I needed to do something similar and was already using the Apache POI library in my project to create Excel files. So I opted to use the included ExcelExtractor interface to export both workbooks as a string of text and asserted that the strings were equal. There are implementations for both HSSF for .xls as well as XSSF for .xlsx.
Dump to string:
ExcelExtractor has some options for what all should be included in the string dump. I found it to have useful defaults of including sheet names. In addition it includes the text contents of the cells.
我发现最简单的方法是使用 Tika。
我这样使用它:
The easiest way I find is to use Tika.
I use it like this:
您可以使用 javaxdelta 来检查两个文件是否相同。 它可以从这里获得:
http://javaxdelta.sourceforge.net/
You could use javaxdelta to check whether the two files are the same. It's available from here:
http://javaxdelta.sourceforge.net/
刚刚发现 commons-io 中有一些东西 FileUtils。 感谢其他答案。
Just found out there's something in commons-io's FileUtils. Thanks for the other answers.
请查看比较二进制文件的网站,http://www.velocityreviews.com/forums/t123770-re-java-code-for-确定-binary-file-equality.html
老虎
Please, take a look at the site to compare the binary files, http://www.velocityreviews.com/forums/t123770-re-java-code-for-determining-binary-file-equality.html
Tiger
您可以使用Beyond Compare 3,它可以从命令行启动,支持不同方式比较Excel文件,包括:
You may use Beyond Compare 3 which can be started from command-line and supports different ways to compare Excel files, including:
仅测试 Kotlin 中第一个工作表的内容(可以轻松转换为 java)。
并在代码中添加断言,
如您所见,
doc.toList().first()
将仅获取文档的第一张纸,如果您需要分别比较每张纸,请稍微更改代码。另外,不考虑“”空字符串单元格也是一个好主意,我不需要此功能(如果需要,也只需添加此部分)。
它还可以是有用的信息
和文件中的第二个文档以进行比较
To test only content of the first sheets in Kotlin (easily can be converted to java).
and in your code add assert
as you can see
doc.toList().first()
will take only the first sheet of document, if you need to compare each sheet respectively change code a little.Also it is quite good idea to not take into account "" empty strings cells, I didn't need this functionality (As well, simply add this part, if you need).
also it can be useful information
and second doc from file to compare with
经过长期研究后对我来说最好的方法:
使用 Apachi POI 作为外部库
对 xlsx 文件使用 XSSF。
如果你想比较 xls 文件必须使用 HSSF
祝你好运
Best way for me after a long research:
Using Apachi POI as external library
Using XSSF for xlsx files.
If you want to compare xls files have to use HSSF
Good luck
也许...比较每个文件的 MD5 摘要? 我确信有很多方法可以做到这一点。 您可以打开两个文件并比较每个字节。
编辑:James 说明了 XLS 格式在元数据中可能存在差异。 也许您应该使用与生成 xls 文件相同的界面来打开它们并比较单元格之间的值?
Maybe... compare MD5 digests of each file?
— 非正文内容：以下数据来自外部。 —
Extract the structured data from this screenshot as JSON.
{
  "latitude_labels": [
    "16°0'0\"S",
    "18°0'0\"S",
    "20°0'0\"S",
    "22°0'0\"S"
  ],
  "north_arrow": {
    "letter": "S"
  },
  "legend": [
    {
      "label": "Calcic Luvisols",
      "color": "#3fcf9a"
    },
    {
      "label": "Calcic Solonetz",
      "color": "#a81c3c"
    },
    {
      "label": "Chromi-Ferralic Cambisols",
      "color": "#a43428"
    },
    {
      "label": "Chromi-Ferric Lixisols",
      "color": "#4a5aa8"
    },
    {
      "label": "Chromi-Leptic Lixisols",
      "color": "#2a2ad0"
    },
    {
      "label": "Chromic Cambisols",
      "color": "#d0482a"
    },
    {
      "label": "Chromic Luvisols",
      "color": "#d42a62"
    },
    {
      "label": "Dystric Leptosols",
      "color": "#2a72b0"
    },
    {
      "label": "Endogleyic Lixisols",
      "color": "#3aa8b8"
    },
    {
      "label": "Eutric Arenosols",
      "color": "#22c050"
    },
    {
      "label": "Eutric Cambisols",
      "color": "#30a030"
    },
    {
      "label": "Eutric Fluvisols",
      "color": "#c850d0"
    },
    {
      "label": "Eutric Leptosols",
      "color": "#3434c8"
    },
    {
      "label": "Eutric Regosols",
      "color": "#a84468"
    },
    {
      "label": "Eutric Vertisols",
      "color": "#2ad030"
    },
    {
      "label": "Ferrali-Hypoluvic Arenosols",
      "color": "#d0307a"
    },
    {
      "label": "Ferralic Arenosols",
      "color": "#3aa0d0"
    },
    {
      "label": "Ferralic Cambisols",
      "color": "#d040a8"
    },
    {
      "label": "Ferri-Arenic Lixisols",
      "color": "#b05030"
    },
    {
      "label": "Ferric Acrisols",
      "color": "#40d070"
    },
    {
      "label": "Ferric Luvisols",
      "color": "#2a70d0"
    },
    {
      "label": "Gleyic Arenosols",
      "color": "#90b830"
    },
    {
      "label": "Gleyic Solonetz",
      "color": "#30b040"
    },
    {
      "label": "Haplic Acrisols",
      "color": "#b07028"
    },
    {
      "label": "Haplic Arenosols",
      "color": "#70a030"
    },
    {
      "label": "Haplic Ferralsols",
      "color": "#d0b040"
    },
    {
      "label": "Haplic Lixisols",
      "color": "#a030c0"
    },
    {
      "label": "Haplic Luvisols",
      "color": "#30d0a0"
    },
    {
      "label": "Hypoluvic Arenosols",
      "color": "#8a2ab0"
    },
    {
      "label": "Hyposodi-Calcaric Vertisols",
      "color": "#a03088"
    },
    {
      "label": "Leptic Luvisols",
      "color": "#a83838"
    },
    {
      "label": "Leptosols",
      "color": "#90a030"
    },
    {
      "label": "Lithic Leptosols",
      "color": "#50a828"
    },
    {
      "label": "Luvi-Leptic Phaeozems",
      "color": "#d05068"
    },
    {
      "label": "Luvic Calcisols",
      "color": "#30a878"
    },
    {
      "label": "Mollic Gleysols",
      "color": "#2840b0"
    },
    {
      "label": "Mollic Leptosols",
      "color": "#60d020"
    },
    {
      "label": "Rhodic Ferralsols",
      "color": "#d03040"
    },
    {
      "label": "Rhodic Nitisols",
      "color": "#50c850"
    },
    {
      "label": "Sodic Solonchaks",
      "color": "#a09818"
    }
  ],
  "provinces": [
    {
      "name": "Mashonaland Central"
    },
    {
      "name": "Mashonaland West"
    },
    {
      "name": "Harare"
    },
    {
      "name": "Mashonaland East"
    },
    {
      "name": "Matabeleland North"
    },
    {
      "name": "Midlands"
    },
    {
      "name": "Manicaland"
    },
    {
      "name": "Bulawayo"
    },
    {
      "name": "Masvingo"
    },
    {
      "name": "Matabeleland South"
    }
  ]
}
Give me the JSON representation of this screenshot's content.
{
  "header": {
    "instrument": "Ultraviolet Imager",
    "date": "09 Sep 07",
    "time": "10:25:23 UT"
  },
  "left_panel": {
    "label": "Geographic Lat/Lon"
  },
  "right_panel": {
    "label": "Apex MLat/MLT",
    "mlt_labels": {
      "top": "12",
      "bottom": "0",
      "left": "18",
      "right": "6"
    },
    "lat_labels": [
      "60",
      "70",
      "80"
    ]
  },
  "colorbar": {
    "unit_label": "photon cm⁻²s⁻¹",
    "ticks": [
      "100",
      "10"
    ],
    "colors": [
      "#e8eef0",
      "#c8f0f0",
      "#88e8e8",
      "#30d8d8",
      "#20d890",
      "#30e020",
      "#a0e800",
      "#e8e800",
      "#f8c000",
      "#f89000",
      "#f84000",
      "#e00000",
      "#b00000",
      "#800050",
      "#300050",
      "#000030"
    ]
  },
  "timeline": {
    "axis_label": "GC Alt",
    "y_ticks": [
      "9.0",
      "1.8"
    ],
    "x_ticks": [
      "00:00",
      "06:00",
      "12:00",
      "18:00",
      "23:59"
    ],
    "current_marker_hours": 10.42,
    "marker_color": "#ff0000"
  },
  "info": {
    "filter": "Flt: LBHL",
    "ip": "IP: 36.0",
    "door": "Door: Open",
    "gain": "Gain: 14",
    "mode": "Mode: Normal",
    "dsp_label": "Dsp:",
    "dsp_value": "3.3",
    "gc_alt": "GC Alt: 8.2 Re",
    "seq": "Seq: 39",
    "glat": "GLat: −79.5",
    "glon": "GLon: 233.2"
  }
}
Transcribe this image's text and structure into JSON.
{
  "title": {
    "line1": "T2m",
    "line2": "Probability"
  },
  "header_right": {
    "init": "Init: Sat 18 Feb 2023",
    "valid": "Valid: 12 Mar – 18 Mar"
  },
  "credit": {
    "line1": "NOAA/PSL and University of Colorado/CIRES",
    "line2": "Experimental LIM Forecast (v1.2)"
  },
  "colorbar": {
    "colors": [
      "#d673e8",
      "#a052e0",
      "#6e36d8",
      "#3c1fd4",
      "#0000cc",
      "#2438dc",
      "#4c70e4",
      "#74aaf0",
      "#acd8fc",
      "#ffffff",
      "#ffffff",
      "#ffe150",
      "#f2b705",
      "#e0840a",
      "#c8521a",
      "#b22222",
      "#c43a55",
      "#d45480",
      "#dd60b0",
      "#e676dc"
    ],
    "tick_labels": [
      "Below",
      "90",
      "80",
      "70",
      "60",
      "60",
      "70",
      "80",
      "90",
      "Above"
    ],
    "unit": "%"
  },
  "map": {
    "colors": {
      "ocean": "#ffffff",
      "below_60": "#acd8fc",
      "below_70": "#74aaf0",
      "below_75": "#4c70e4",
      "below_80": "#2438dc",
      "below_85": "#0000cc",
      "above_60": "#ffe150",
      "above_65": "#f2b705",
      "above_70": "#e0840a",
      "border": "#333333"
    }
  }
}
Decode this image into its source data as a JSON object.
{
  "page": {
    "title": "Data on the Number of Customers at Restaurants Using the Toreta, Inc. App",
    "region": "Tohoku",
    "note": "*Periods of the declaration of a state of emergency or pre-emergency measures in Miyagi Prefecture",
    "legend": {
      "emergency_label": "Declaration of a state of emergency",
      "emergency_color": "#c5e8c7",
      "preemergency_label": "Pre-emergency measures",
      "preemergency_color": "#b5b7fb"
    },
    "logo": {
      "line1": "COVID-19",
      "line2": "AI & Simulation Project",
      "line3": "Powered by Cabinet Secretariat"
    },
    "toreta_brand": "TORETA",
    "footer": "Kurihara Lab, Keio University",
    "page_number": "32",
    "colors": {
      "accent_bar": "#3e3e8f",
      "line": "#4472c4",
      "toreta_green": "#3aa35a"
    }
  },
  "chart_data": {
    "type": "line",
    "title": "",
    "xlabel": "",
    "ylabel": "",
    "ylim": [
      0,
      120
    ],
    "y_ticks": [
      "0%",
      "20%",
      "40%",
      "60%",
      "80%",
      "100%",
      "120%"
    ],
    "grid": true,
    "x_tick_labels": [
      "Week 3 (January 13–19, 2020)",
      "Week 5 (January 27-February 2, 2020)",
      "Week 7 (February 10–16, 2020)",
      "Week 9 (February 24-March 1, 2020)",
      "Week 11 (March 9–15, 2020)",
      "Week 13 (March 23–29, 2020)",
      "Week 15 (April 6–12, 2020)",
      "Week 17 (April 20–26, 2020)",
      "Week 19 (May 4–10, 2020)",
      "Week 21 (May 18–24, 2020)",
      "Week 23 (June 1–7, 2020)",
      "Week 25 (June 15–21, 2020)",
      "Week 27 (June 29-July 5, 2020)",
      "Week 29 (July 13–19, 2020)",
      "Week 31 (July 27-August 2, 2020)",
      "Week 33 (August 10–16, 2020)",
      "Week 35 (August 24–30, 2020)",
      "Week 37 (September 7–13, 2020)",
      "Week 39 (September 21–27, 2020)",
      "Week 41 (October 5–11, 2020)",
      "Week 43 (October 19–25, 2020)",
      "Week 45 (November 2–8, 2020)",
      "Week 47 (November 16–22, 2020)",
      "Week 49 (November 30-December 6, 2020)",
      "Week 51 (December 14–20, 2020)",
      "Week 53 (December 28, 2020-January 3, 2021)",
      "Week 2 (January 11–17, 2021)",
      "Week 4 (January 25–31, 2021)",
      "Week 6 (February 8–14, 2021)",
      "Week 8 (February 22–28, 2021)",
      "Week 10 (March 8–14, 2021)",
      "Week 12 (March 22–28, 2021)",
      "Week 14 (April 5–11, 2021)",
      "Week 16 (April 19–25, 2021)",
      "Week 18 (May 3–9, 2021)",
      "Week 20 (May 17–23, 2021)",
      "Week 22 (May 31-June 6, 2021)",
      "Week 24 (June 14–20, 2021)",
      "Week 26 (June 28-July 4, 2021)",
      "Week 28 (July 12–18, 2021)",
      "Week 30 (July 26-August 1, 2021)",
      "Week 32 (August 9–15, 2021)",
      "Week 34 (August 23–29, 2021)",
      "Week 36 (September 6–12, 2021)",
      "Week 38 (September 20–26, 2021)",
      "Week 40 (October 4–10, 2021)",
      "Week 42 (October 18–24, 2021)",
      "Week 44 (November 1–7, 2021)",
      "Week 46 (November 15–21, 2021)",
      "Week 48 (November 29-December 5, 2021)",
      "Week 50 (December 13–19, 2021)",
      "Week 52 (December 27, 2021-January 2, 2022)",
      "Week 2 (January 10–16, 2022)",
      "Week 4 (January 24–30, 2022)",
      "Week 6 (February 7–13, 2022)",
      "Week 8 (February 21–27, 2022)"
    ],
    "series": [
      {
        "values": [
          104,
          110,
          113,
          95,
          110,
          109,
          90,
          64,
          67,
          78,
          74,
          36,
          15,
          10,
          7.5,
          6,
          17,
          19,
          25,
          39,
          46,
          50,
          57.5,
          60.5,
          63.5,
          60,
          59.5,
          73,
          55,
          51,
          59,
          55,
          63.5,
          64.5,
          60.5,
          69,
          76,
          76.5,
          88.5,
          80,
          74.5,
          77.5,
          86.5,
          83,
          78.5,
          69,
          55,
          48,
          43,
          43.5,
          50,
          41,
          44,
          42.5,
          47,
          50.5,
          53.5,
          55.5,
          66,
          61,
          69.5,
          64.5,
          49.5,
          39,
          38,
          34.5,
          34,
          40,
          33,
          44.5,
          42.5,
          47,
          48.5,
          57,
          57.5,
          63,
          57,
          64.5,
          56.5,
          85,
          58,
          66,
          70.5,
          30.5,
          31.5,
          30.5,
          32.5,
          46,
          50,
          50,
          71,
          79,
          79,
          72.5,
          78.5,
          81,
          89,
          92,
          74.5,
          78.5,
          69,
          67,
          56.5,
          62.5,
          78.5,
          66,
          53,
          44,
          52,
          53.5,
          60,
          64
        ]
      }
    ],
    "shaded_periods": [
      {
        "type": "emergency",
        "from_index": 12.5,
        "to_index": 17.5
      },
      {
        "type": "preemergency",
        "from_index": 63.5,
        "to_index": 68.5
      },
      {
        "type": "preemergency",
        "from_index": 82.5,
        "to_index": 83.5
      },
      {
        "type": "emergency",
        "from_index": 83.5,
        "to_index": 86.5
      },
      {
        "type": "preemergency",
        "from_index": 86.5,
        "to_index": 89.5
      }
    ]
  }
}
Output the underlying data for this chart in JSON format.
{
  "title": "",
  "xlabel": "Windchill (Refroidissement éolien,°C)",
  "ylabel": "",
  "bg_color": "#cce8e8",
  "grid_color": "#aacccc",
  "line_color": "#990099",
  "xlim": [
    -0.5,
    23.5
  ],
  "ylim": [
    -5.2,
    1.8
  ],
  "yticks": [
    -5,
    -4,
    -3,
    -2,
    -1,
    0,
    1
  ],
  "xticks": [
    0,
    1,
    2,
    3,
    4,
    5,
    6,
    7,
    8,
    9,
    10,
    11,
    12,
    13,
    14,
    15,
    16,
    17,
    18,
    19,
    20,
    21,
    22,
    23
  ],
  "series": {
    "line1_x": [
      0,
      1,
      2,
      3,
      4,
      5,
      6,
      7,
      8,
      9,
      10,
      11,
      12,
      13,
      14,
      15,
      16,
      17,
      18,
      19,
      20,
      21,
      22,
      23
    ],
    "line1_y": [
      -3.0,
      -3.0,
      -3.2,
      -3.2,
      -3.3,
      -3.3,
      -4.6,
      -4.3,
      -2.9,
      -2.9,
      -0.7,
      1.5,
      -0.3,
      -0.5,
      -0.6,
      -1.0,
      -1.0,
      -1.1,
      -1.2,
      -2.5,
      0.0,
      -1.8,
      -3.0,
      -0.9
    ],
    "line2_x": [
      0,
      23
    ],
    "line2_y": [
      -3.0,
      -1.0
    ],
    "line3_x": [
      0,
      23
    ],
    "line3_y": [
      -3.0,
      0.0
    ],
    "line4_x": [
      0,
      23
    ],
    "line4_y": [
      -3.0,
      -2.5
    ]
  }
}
I'm sure there are a lot of ways to do it. You could just open both files and compare each byte.
EDIT: James stated how the XLS format might have differences in the metadata. Perhaps you should use the same interface you used to generate the xls files to open them and compare the values from cell to cell?